Postado em
Mariana Ianelli
A MESMA SORTE
Para Ramon
Podíamos ter nos dispersado
Depois da primeira noite
Como no fim de um trecho de neblina
Ter nos gastado numa aposta, por esporte
Podíamos ser hoje
Desses que se acenam mornamente
Como a render respeito a um morto
Ou por força maior
Podíamos ter ficado
Cada um numa cidade diferente
Enlouquecendo pouco a pouco
Dentro de apartamentos limpíssimos
Ou ao longo dos anos podia ter sido somente
Um discreto afrouxar de dedos,
Intervalos mais e mais espaçados
De alimento, sem que atentássemos
Que abandonos também semeiam
Podíamos ter nos perdido
Por nada, por muito, e afinal
Depois de mais de sete mil noites
Aqui estamos, depois do deserto,
Depois da loucura, depois de tudo
Velhos teimosos na nossa sede primitiva,
Tensionando o fino fio
Sobre o escuro dos possíveis
De uma sorte que é a mesma das aranhas.
APÓCRIFO E SEM DATA
Ouvi dizer que habitamos quartos contíguos
De paredes tão finas que se nos concentrarmos
Lograremos conversar por sinais –
É o que tenho feito, e assim até que o tempo
Se espalme nessa guarida de nada:
Um sopro, realmente apenas um sopro,
Como num conto para crianças,
[e as paredes vão abaixo.
CARTA PARA MINHA FILHA HOJE FELIZ
Amanhã você descobrirá
Que a nossa terra estava cheia de monstros
Que não eram os dos nossos jogos.
Que preferimos nos vingar ardentemente
Minando de absurdas alegrias
Um pesadelo seco de caça e de fome.
Você descobrirá que existiam
Multidões de árvores desesperadas.
Árvores que não eram nossas árvores,
Árvores que não renasciam.
Talvez você se lembre (sem muita certeza)
De emaranhados sonoros
Que inflamavam no ar e lhe doíam.
Helicópteros. Sirenes. Máquinas de demolir.
Também coisas a que dispensávamos
[dar palavra
Nos doíam.
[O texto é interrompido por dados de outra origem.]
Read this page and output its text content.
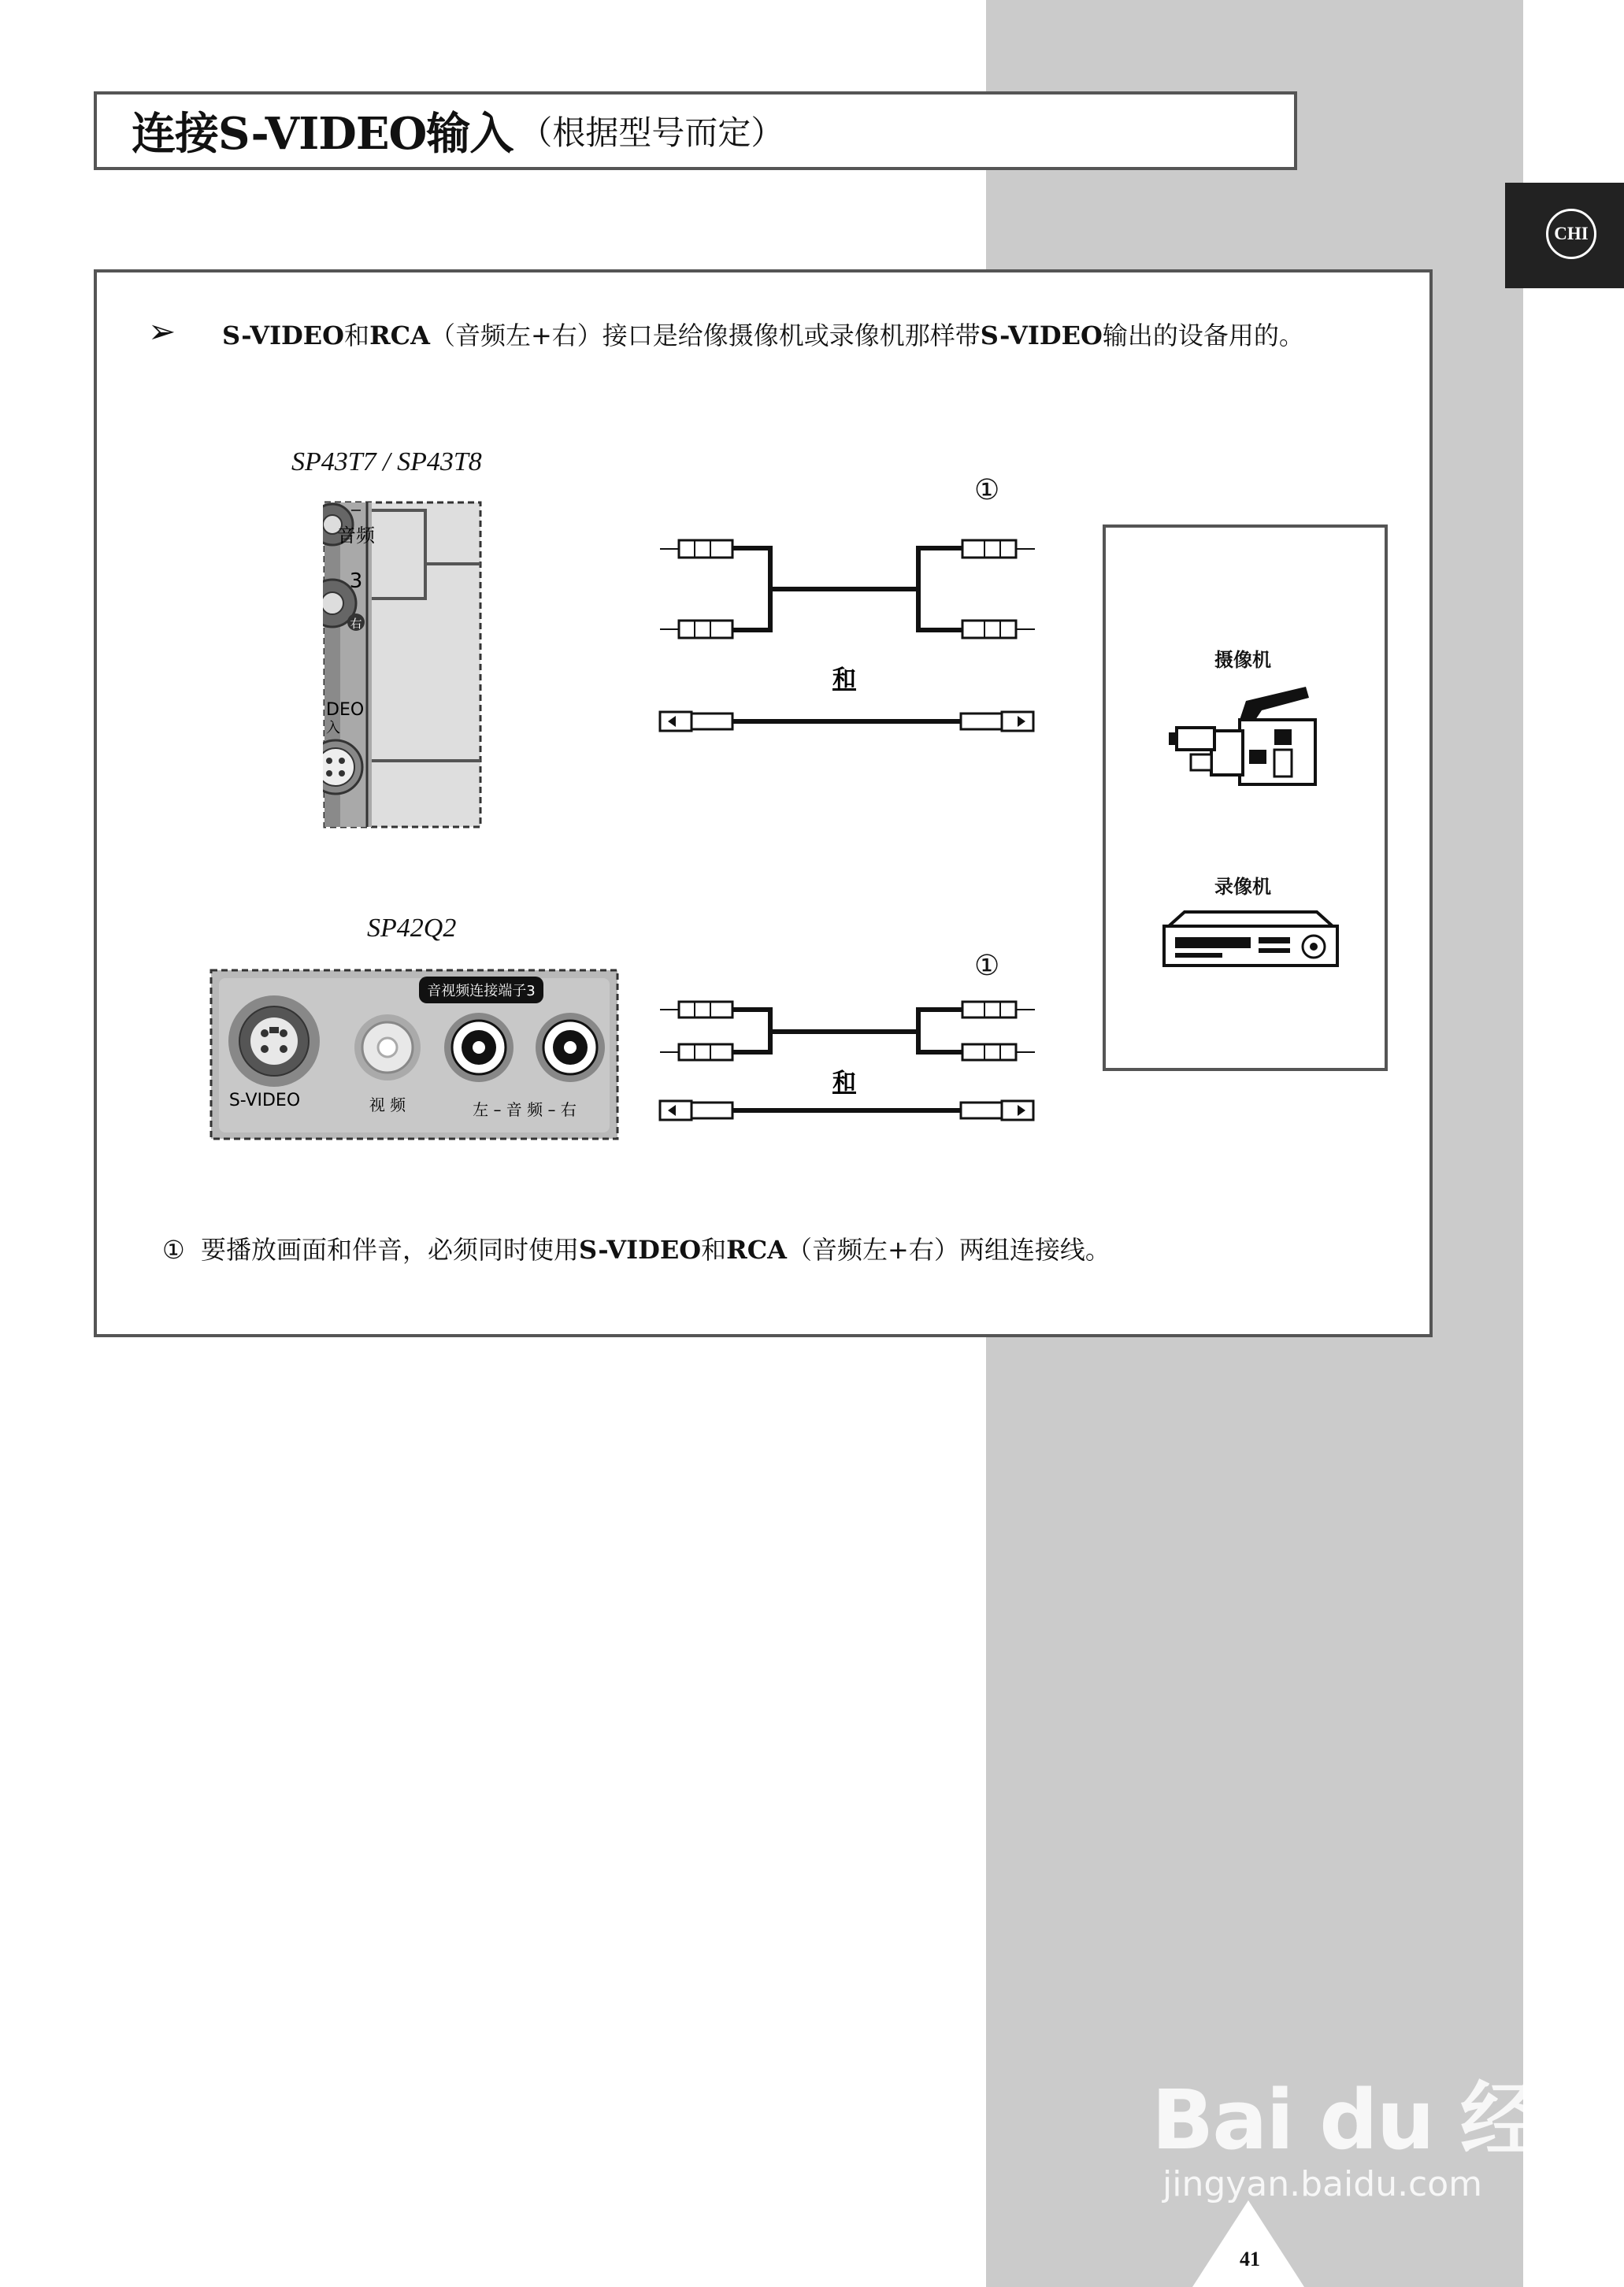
CHI
连接S-VIDEO输入 （根据型号而定）
➢ S-VIDEO和RCA（音频左+右）接口是给像摄像机或录像机那样带S-VIDEO输出的设备用的。
SP43T7 / SP43T8
音频
3
右
DEO
入
①
和
SP42Q2
S-VIDEO	视 频
音视频连接端子3
左 – 音 频 – 右
①
和
摄像机
录像机
① 要播放画面和伴音，必须同时使用S-VIDEO和RCA（音频左+右）两组连接线。
41
Bai du 经验
jingyan.baidu.com
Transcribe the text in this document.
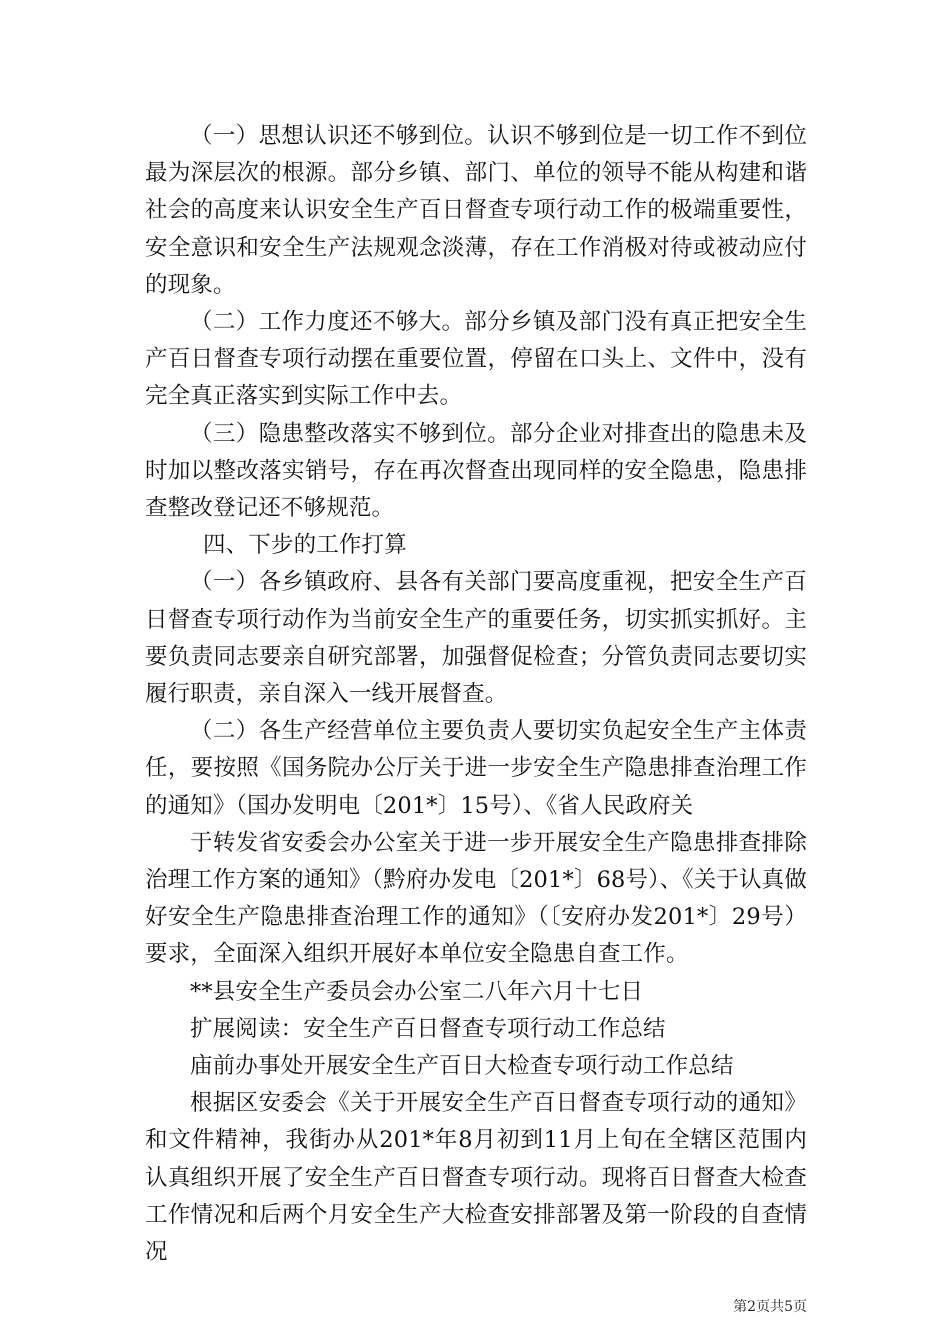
（一）思想认识还不够到位。认识不够到位是一切工作不到位最为深层次的根源。部分乡镇、部门、单位的领导不能从构建和谐社会的高度来认识安全生产百日督查专项行动工作的极端重要性，安全意识和安全生产法规观念淡薄，存在工作消极对待或被动应付的现象。

（二）工作力度还不够大。部分乡镇及部门没有真正把安全生产百日督查专项行动摆在重要位置，停留在口头上、文件中，没有完全真正落实到实际工作中去。

（三）隐患整改落实不够到位。部分企业对排查出的隐患未及时加以整改落实销号，存在再次督查出现同样的安全隐患，隐患排查整改登记还不够规范。

四、下步的工作打算

（一）各乡镇政府、县各有关部门要高度重视，把安全生产百日督查专项行动作为当前安全生产的重要任务，切实抓实抓好。主要负责同志要亲自研究部署，加强督促检查；分管负责同志要切实履行职责，亲自深入一线开展督查。

（二）各生产经营单位主要负责人要切实负起安全生产主体责任，要按照《国务院办公厅关于进一步安全生产隐患排查治理工作的通知》（国办发明电〔201*〕15号）、《省人民政府关

于转发省安委会办公室关于进一步开展安全生产隐患排查排除治理工作方案的通知》（黔府办发电〔201*〕68号）、《关于认真做好安全生产隐患排查治理工作的通知》（〔安府办发201*〕29号）要求，全面深入组织开展好本单位安全隐患自查工作。

**县安全生产委员会办公室二八年六月十七日

扩展阅读：安全生产百日督查专项行动工作总结

庙前办事处开展安全生产百日大检查专项行动工作总结

根据区安委会《关于开展安全生产百日督查专项行动的通知》和文件精神，我街办从201*年8月初到11月上旬在全辖区范围内认真组织开展了安全生产百日督查专项行动。现将百日督查大检查工作情况和后两个月安全生产大检查安排部署及第一阶段的自查情况

第2页共5页
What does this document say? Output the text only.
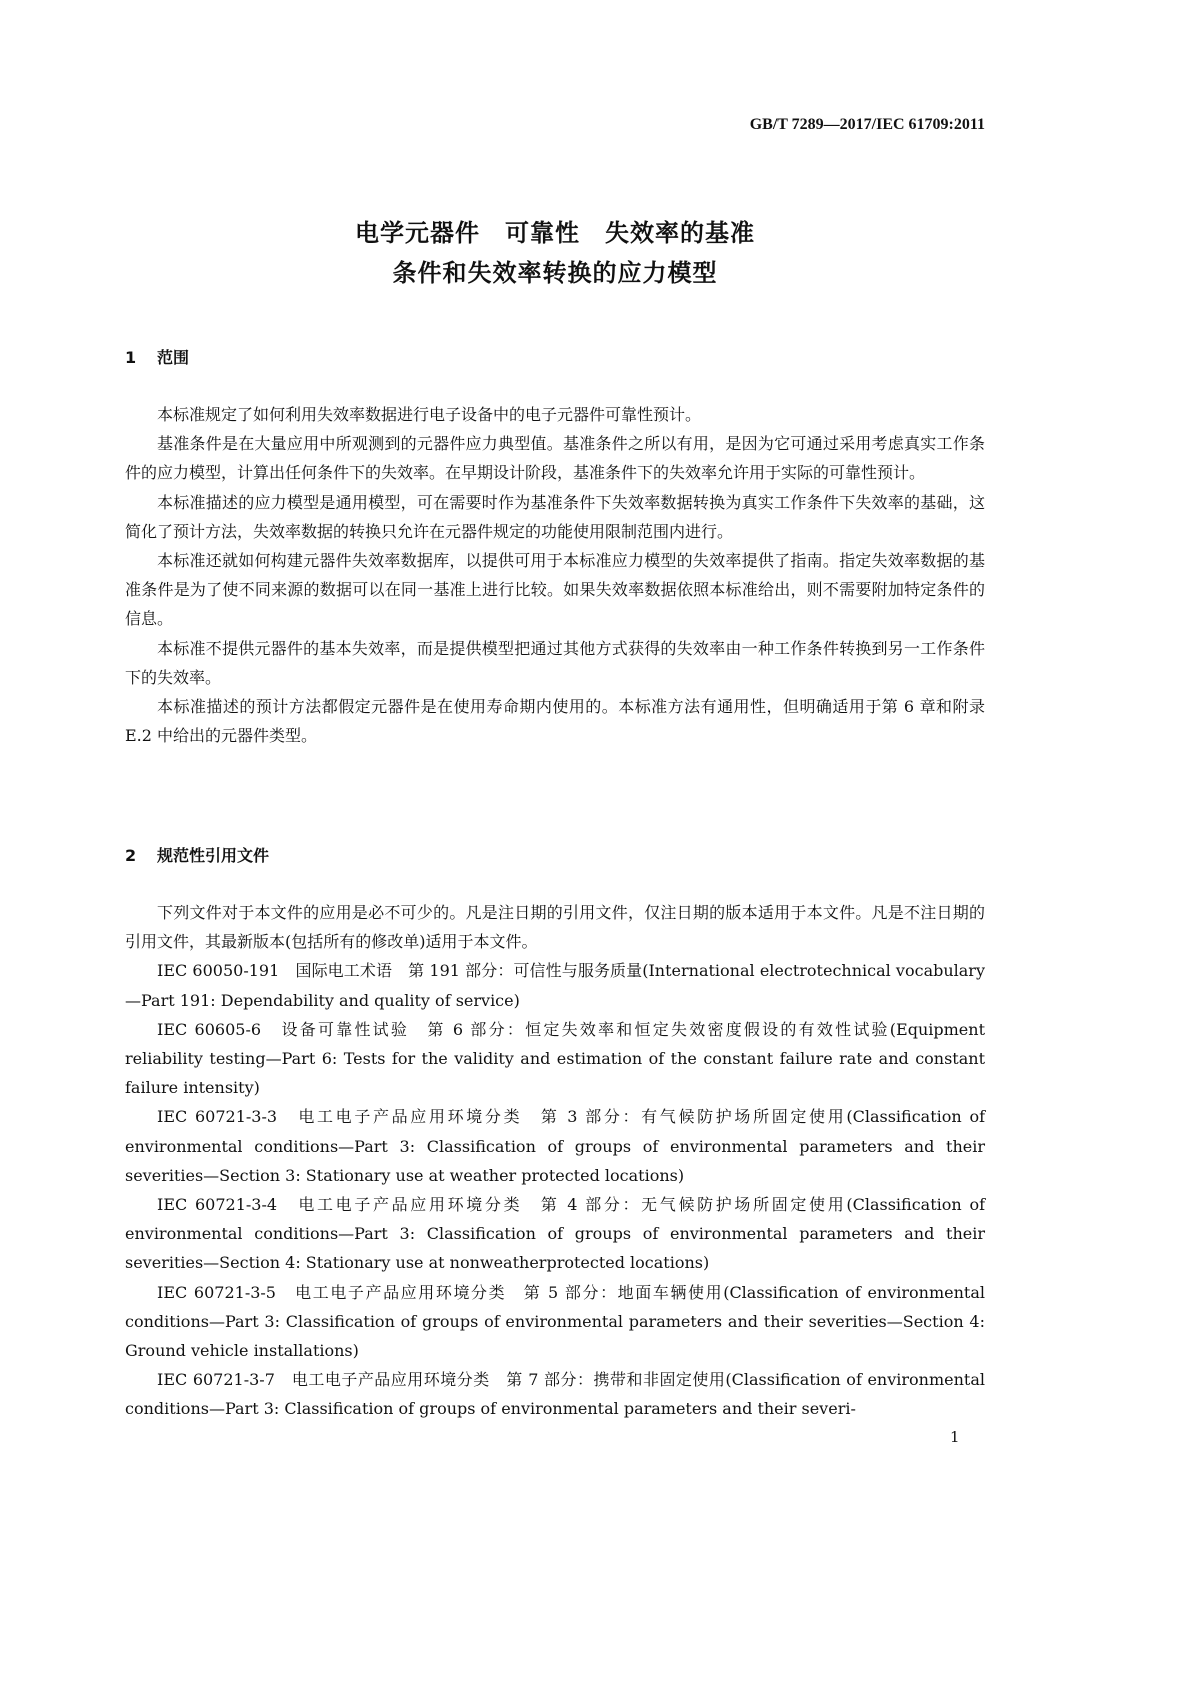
GB/T 7289—2017/IEC 61709:2011
电学元器件　可靠性　失效率的基准
条件和失效率转换的应力模型
1 范围

本标准规定了如何利用失效率数据进行电子设备中的电子元器件可靠性预计。

基准条件是在大量应用中所观测到的元器件应力典型值。基准条件之所以有用，是因为它可通过采用考虑真实工作条件的应力模型，计算出任何条件下的失效率。在早期设计阶段，基准条件下的失效率允许用于实际的可靠性预计。

本标准描述的应力模型是通用模型，可在需要时作为基准条件下失效率数据转换为真实工作条件下失效率的基础，这简化了预计方法，失效率数据的转换只允许在元器件规定的功能使用限制范围内进行。

本标准还就如何构建元器件失效率数据库，以提供可用于本标准应力模型的失效率提供了指南。指定失效率数据的基准条件是为了使不同来源的数据可以在同一基准上进行比较。如果失效率数据依照本标准给出，则不需要附加特定条件的信息。

本标准不提供元器件的基本失效率，而是提供模型把通过其他方式获得的失效率由一种工作条件转换到另一工作条件下的失效率。

本标准描述的预计方法都假定元器件是在使用寿命期内使用的。本标准方法有通用性，但明确适用于第 6 章和附录 E.2 中给出的元器件类型。

2 规范性引用文件

下列文件对于本文件的应用是必不可少的。凡是注日期的引用文件，仅注日期的版本适用于本文件。凡是不注日期的引用文件，其最新版本(包括所有的修改单)适用于本文件。

IEC 60050-191　国际电工术语　第 191 部分：可信性与服务质量(International electrotechnical vocabulary—Part 191: Dependability and quality of service)

IEC 60605-6　设备可靠性试验　第 6 部分：恒定失效率和恒定失效密度假设的有效性试验(Equipment reliability testing—Part 6: Tests for the validity and estimation of the constant failure rate and constant failure intensity)

IEC 60721-3-3　电工电子产品应用环境分类　第 3 部分：有气候防护场所固定使用(Classification of environmental conditions—Part 3: Classification of groups of environmental parameters and their severities—Section 3: Stationary use at weather protected locations)

IEC 60721-3-4　电工电子产品应用环境分类　第 4 部分：无气候防护场所固定使用(Classification of environmental conditions—Part 3: Classification of groups of environmental parameters and their severities—Section 4: Stationary use at nonweatherprotected locations)

IEC 60721-3-5　电工电子产品应用环境分类　第 5 部分：地面车辆使用(Classification of environmental conditions—Part 3: Classification of groups of environmental parameters and their severities—Section 4: Ground vehicle installations)

IEC 60721-3-7　电工电子产品应用环境分类　第 7 部分：携带和非固定使用(Classification of environmental conditions—Part 3: Classification of groups of environmental parameters and their severi-

1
Coisas quebradas.
Corações sem pulso. A gorda colheita da ira.
Mas dentro do seu orbital eram outras leis,
Bichos e plantas falavam e eram ouvidos,
Num barco de pano singrando no vento
Subíamos até a Lua num minuto
Noutro minuto boiávamos no mar da Paraíba.
Ali também eu era uma criança entre crianças
E só o que não fecundasse vida era clandestino.
Hoje você ri seu riso puro
Amanhã descobrirá a bravura disso.
EM MEMÓRIA DO POETA TONINO GUERRA, PROIBIDO DE VER COM OS PRÓPRIOS OLHOS O CHÃO DE PÉTALAS DO PALAZZO FLORIO
A menina que viu as rosas se despetalando
Num vaso no centro da mesa da sala
E (cantando) com as mãos em concha as recolheu
Para espalhá-las pelo chão da casa
Nada sabe das pétalas que Filippo Palizzi
Pintou sobre um chão de azulejos de um palácio
Nada sabe sobre as pantomimas dos amantes
Ela apenas executa o gesto simples e completo –
Como encarnasse um vento leve –
Não sabe o quanto lhe cobiçam essa leveza
(O quanto dariam por ela) artistas, poetas e amantes.
AOS QUE NÃO PARAM
Desculpem-me da culpa
De não estar aí
Ajudando a girar a velha roda,
Perdi o grande evento
Perderei outros, perderia sempre
Se assim pudesse
Ocupada
Com a fantástica respiração
De uma inocência –
Essa graça alienígena
Que me coube
Essa flor adventícia –
Ninguém diz, mas o rumor
É de morte certa:
Basta um choque, uma queda
Ou alguém se debruçar
Para beber dessa água pura
E turvá-la de repente
No entanto
Nada disso me ocupa
Não ainda, não enquanto
Essa graça vibrar lúcida
Como se em seu habitat
Enquanto não estiver perdida
Desculpem-me da culpa
De perder tudo o mais sem pesar.
Mariana Ianelli é poeta, ensaísta e crítica literária, autora dos livros Duas Chagas (2002), Fazer Silêncio (2005), O Amor e Depois (2012), editados pela Iluminuras, além do livro de crônicas Entre Imagens para Guardar (Ardotempo, 2017) e do infantil Bichos da Noite (Positivo, 2018).